A surreal prologue introduces young Gracie (Aria Kim), a solemn-faced poppet in pink pajamas, wandering a desolate dreamland of gray hillocks built from gathered ash or dust. Like the baleful graphics that bridge the film’s chapter headings — of a strange, bulbous organism morphing and swelling in bruised, rotting hues — it’s a striking visual effect without much immediate thematic payoff, though it comes to suggest a kind of barren holding room between life and death. Back in the real world, Gracie has retreated into silence since the untimely death of her father, and a move to rural Wyoming — where her out-of-commission cellist mother Emily (Tran) has taken a job teaching community college — hasn’t exactly brought her out of her shell.
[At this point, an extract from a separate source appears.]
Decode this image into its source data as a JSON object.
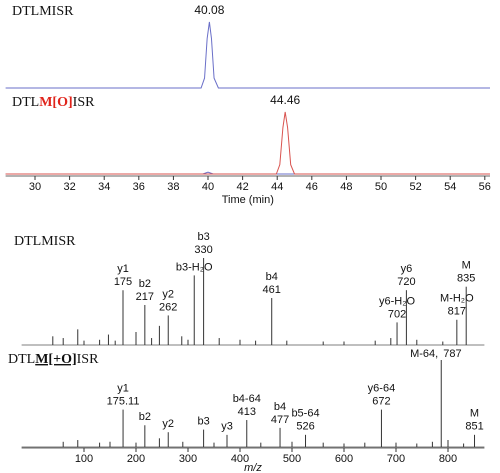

Moving with them is Emily’s likewise bereaved mother-in-law (Fiona Fu), a first-generation Chinese immigrant who speaks no English — not the only cultural barrier between her and Emily, born to Vietnamese parents but adopted and raised by a white family, who regards with skepticism the older woman’s traditional spiritual beliefs and rituals. Many of those, in this moment, revolve around securing a safe passage to the afterlife for her late son: That they’ve relocated in the “month of hungry ghosts” is a point of major concern to her, dismissed by Emily with some irritation.
But the ghosts do hunger, it seems. It isn’t long before Emily is having regular, not entirely benevolent visions of her late husband in the new house, while Gracie, who already has something of a fey aura about her, seems to be a magnet for rustling signals from the beyond — and that creepy, raven-haired antique doll she picks up at a local yard sale isn’t helping matters either. The house may be haunted, but playing outside is no safer: The woods have eyes, and grasping hands too.
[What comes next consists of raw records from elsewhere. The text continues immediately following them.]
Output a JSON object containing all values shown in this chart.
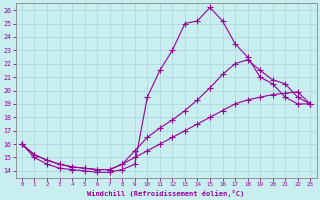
{
  "xlabel": "Windchill (Refroidissement éolien,°C)",
  "bg_color": "#c8eef0",
  "line_color": "#990099",
  "grid_color": "#b0d8dc",
  "xlim": [
    -0.5,
    23.5
  ],
  "ylim": [
    13.5,
    26.5
  ],
  "yticks": [
    14,
    15,
    16,
    17,
    18,
    19,
    20,
    21,
    22,
    23,
    24,
    25,
    26
  ],
  "xticks": [
    0,
    1,
    2,
    3,
    4,
    5,
    6,
    7,
    8,
    9,
    10,
    11,
    12,
    13,
    14,
    15,
    16,
    17,
    18,
    19,
    20,
    21,
    22,
    23
  ],
  "line1_x": [
    0,
    1,
    2,
    3,
    4,
    5,
    6,
    7,
    8,
    9,
    10,
    11,
    12,
    13,
    14,
    15,
    16,
    17,
    18,
    19,
    20,
    21,
    22,
    23
  ],
  "line1_y": [
    16.0,
    15.0,
    14.5,
    14.2,
    14.1,
    14.0,
    13.9,
    13.9,
    14.1,
    14.5,
    19.5,
    21.5,
    23.0,
    25.0,
    25.2,
    26.2,
    25.2,
    23.5,
    22.5,
    21.0,
    20.5,
    19.5,
    19.0,
    19.0
  ],
  "line2_x": [
    0,
    1,
    2,
    3,
    4,
    5,
    6,
    7,
    8,
    9,
    10,
    11,
    12,
    13,
    14,
    15,
    16,
    17,
    18,
    19,
    20,
    21,
    22,
    23
  ],
  "line2_y": [
    16.0,
    15.2,
    14.8,
    14.5,
    14.3,
    14.2,
    14.1,
    14.1,
    14.5,
    15.5,
    16.5,
    17.2,
    17.8,
    18.5,
    19.3,
    20.2,
    21.2,
    22.0,
    22.3,
    21.5,
    20.8,
    20.5,
    19.5,
    19.0
  ],
  "line3_x": [
    0,
    1,
    2,
    3,
    4,
    5,
    6,
    7,
    8,
    9,
    10,
    11,
    12,
    13,
    14,
    15,
    16,
    17,
    18,
    19,
    20,
    21,
    22,
    23
  ],
  "line3_y": [
    16.0,
    15.2,
    14.8,
    14.5,
    14.3,
    14.2,
    14.1,
    14.1,
    14.5,
    15.0,
    15.5,
    16.0,
    16.5,
    17.0,
    17.5,
    18.0,
    18.5,
    19.0,
    19.3,
    19.5,
    19.7,
    19.8,
    19.9,
    19.0
  ]
}
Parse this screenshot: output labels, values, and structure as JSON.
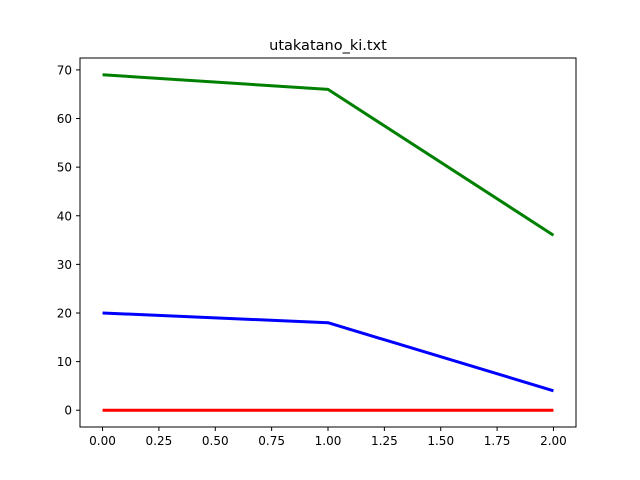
{
  "chart_data": {
    "type": "line",
    "title": "utakatano_ki.txt",
    "xlabel": "",
    "ylabel": "",
    "x": [
      0,
      1,
      2
    ],
    "xlim": [
      -0.1,
      2.1
    ],
    "ylim": [
      -3.45,
      72.45
    ],
    "xticks": [
      0.0,
      0.25,
      0.5,
      0.75,
      1.0,
      1.25,
      1.5,
      1.75,
      2.0
    ],
    "xtick_labels": [
      "0.00",
      "0.25",
      "0.50",
      "0.75",
      "1.00",
      "1.25",
      "1.50",
      "1.75",
      "2.00"
    ],
    "yticks": [
      0,
      10,
      20,
      30,
      40,
      50,
      60,
      70
    ],
    "ytick_labels": [
      "0",
      "10",
      "20",
      "30",
      "40",
      "50",
      "60",
      "70"
    ],
    "grid": false,
    "series": [
      {
        "color": "#008000",
        "values": [
          69,
          66,
          36
        ]
      },
      {
        "color": "#0000ff",
        "values": [
          20,
          18,
          4
        ]
      },
      {
        "color": "#ff0000",
        "values": [
          0,
          0,
          0
        ]
      }
    ]
  }
}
Just as the situation reaches an eerie crisis point, Miao abruptly switches tack and perspective, yanking us back 140 years to real-world horrors that unfolded on the very ground where Emily and Gracie’s new house now stands — a far more effective and disquieting play on the rooted-on-the-spot time travel device seen in the recent Robert Zemeckis dud “Here,” though Heyjin Jun’s camera can’t afford to stand still in a situation of escalating peril. With burly melancholy, Wong plays Ah Tseng, a Chinese migrant worker employed — with his young nephews — in the Rock Springs coal mines, though introduced on an idle day off in their makeshift camp. As the Chinese men shoot the breeze and play cards, a mob of armed white miners gathers over the hill and encroaches on the unsuspecting outsiders.
The ensuing attack is staged with harrowing, heart-in-mouth immediacy, shot by Jun with propulsive, handheld looseness and mud on the lens. Occurring shy of the halfway mark, it’s the film’s standout setpiece, unmatched for chilling vividness and tension by anything that follows. But “Rock Springs” remains both shivery and affecting as it tracks the spectral echoes from this tragedy to its 21st-century domestic drama, intelligently shedding light both on a buried historical hate crime and the ongoing microaggressions experienced by Asian-Americans across the country today.
Miao has a brisk, tingling command of atmosphere, and if she occasionally seems still in search of a style all her own — with one hat-tip too many to the “Hereditary”-patented upside-down driving shot — this promising debut has a human touch and point of view that are rather more distinctive within the genre, resting on Chinese mysticism without cheapening or exploiting it. Don’t feed the ghosts, “Rock Springs” warns its audience. But don’t fear them either.